Snapshots are stored as JSON under a reserved namespace: __oma_checkpoint__/<runId>/latest (or __oma_checkpoint__/latest when no runId is set). Keys under __oma_checkpoint__/ are reserved — shared-memory snapshot/restore deliberately skips them so one store can hold both agent memory and checkpoints.

A checkpoint write must never take down the run it protects. If the store rejects (a transient Redis/SQLite error), the failure is surfaced via onProgress and the run continues; the next completed task retries the write.

const orchestrator = new OpenMultiAgent({
onProgress(event) {
if (event.type === 'error' && event.data?.kind === 'checkpoint_save_failed') {
console.warn('checkpoint write failed, run continues:', event.data.error)
}
},
})

For inspecting or managing checkpoints directly, the manager and key helpers are exported:

import {
Checkpoint,
checkpointKey,
isCheckpointKey,
CHECKPOINT_KEY_PREFIX,
DEFAULT_CHECKPOINT_KEY,
} from '@open-multi-agent/core'
const cp = new Checkpoint(store, { runId: 'nightly-2026-06-18' })
const snapshot = await cp.loadLatest() // CheckpointSnapshot | null
await cp.delete() // drop the persisted checkpoint

Per-run snapshot/restore over MemoryStore.
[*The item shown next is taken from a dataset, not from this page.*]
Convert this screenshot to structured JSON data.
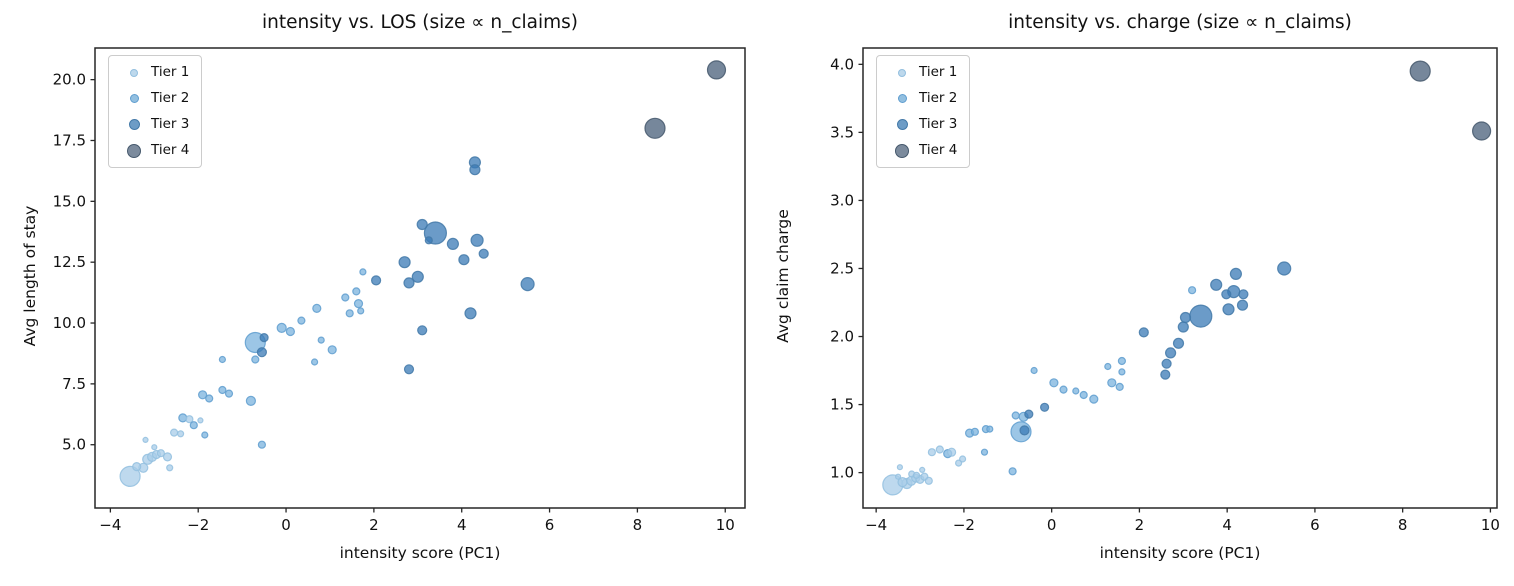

What it does not yet do:

  • Resume is task-grained, not mid-task. A task interrupted while running re-runs from the start on resume — the in-flight agent’s conversation history inside a running task is not persisted. Recovery happens at task boundaries.
  • Snapshot-based, not event-sourced. Each checkpoint overwrites the previous one; there is no transition log to replay.

Two notes on the shared-memory optimization described above:

  • A separate durable checkpoint store (shared memory in store X, checkpoint: { store: Y }) still embeds the full memory snapshot on each save — necessary, since Y holds no other copy of the entries.
  • The reused-store path does not point-in-time roll back shared memory. The default framework writes results only on task completion (so a crashed in-progress task has written nothing), but a custom tool that writes to shared memory mid-task would not have those partial writes rolled back on resume.

These are tracked as follow-ups: #312 (mid-task recovery) and #313 (event-sourced replay).